Trevor Hlushko is a middle-years teacher at W.H. Ford Elementary School in Regina, Saskatchewan.
Trevor’s love for school and passion for learning inspired him to become an educator. He started his teaching career in youth housing, where he developed curriculum and lessons on life skills. This experience led him to the belief that students are more engaged when they are able to make positive and meaningful connections with their teacher, their peers, and with what they are learning. Now as a middle-years teacher, he seeks to continue helping students make these positive connections both inside and outside of the classroom. As an HP Teaching Fellow, Trevor is excited to try new tools and approaches for teaching, and share his passion for learning with like-minded educators.
Trevor on Powerful Learning:
What’s one strategy teachers can use to incorporate powerful learning?

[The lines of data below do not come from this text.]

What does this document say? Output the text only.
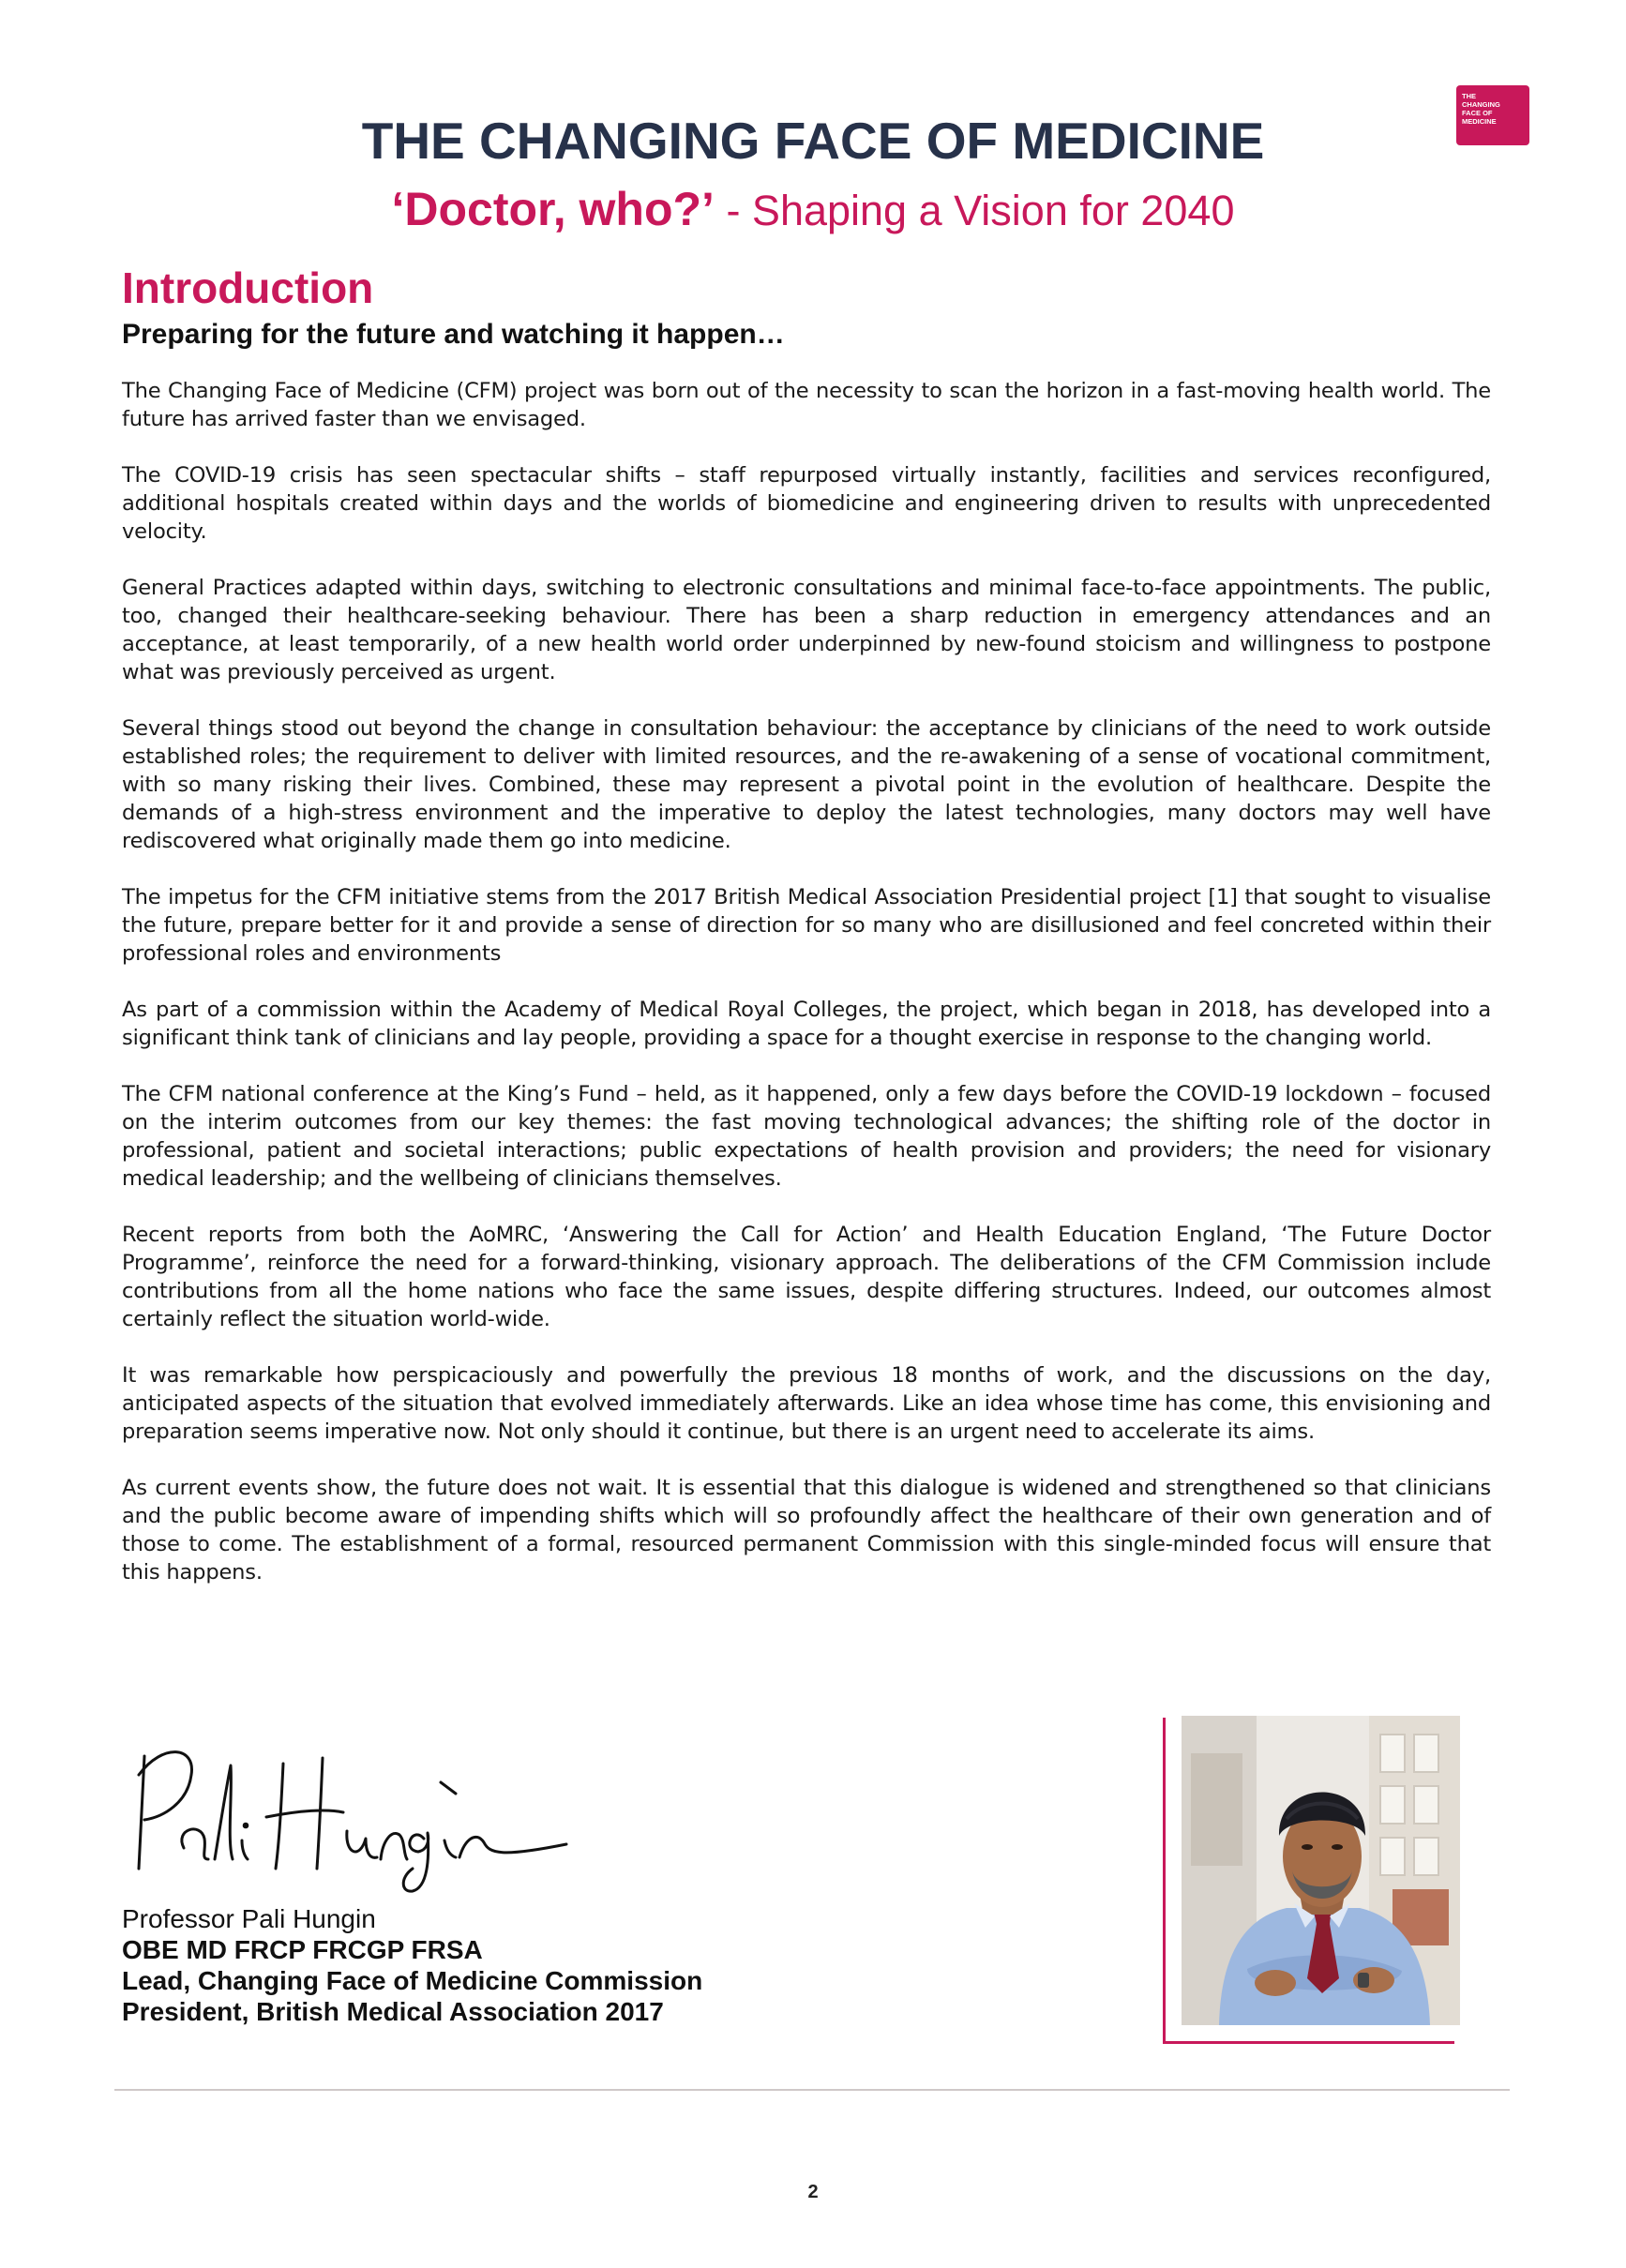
THE
CHANGING
FACE OF
MEDICINE
THE CHANGING FACE OF MEDICINE
‘Doctor, who?’ - Shaping a Vision for 2040
Introduction
Preparing for the future and watching it happen…

The Changing Face of Medicine (CFM) project was born out of the necessity to scan the horizon in a fast-moving health world. The future has arrived faster than we envisaged.

The COVID-19 crisis has seen spectacular shifts – staff repurposed virtually instantly, facilities and services reconfigured, additional hospitals created within days and the worlds of biomedicine and engineering driven to results with unprecedented velocity.

General Practices adapted within days, switching to electronic consultations and minimal face-to-face appointments. The public, too, changed their healthcare-seeking behaviour. There has been a sharp reduction in emergency attendances and an acceptance, at least temporarily, of a new health world order underpinned by new-found stoicism and willingness to postpone what was previously perceived as urgent.

Several things stood out beyond the change in consultation behaviour: the acceptance by clinicians of the need to work outside established roles; the requirement to deliver with limited resources, and the re-awakening of a sense of vocational commitment, with so many risking their lives. Combined, these may represent a pivotal point in the evolution of healthcare. Despite the demands of a high-stress environment and the imperative to deploy the latest technologies, many doctors may well have rediscovered what originally made them go into medicine.

The impetus for the CFM initiative stems from the 2017 British Medical Association Presidential project [1] that sought to visualise the future, prepare better for it and provide a sense of direction for so many who are disillusioned and feel concreted within their professional roles and environments

As part of a commission within the Academy of Medical Royal Colleges, the project, which began in 2018, has developed into a significant think tank of clinicians and lay people, providing a space for a thought exercise in response to the changing world.

The CFM national conference at the King’s Fund – held, as it happened, only a few days before the COVID-19 lockdown – focused on the interim outcomes from our key themes: the fast moving technological advances; the shifting role of the doctor in professional, patient and societal interactions; public expectations of health provision and providers; the need for visionary medical leadership; and the wellbeing of clinicians themselves.

Recent reports from both the AoMRC, ‘Answering the Call for Action’ and Health Education England, ‘The Future Doctor Programme’, reinforce the need for a forward-thinking, visionary approach. The deliberations of the CFM Commission include contributions from all the home nations who face the same issues, despite differing structures. Indeed, our outcomes almost certainly reflect the situation world-wide.

It was remarkable how perspicaciously and powerfully the previous 18 months of work, and the discussions on the day, anticipated aspects of the situation that evolved immediately afterwards. Like an idea whose time has come, this envisioning and preparation seems imperative now. Not only should it continue, but there is an urgent need to accelerate its aims.

As current events show, the future does not wait. It is essential that this dialogue is widened and strengthened so that clinicians and the public become aware of impending shifts which will so profoundly affect the healthcare of their own generation and of those to come. The establishment of a formal, resourced permanent Commission with this single-minded focus will ensure that this happens.

Professor Pali Hungin
OBE MD FRCP FRCGP FRSA
Lead, Changing Face of Medicine Commission
President, British Medical Association 2017
2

“My strategy in the classroom is to make multiple connections for my students between their subjects- weaving science into maths, language arts, social and more. Through weaving subjects and ideas together in engaging ways for my students instead of independent pockets of learning allows them to smoothly transition between new ideas and past learning. This strategy fits in well with all four Powerful Learning Principles with the biggest being in collaborative and connected. We, in the real world, don’t learn in designated pockets or subjects but in contextual situations with others around us- through interweaving ideas and subjects together I help my students make connections and work together to solve challenges that come up.”
What book has influenced your thinking on powerful teaching and learning?
“Experience and Education by John Dewey. One of the earliest voices of progressive, experiential learning John Dewey’s work here has influenced my teaching and my learning to improve student experience in the classroom- to make it authentic, engaging, and continuous throughout the day and year.”
How can teachers be agents of change in their classrooms and communities?
“Teachers can be agents of change in their communities by taking chances, by being curious, by not falling victim to the trap of being stale and stagnant. Just because you haven’t tried something, doesn’t mean that you shouldn’t. Take chances. Make mistakes. It’s okay! But take the chance.”
Ask Trevor about:
“Connected learning, cross-curricular and multi-grade planning, and improving student engagement.”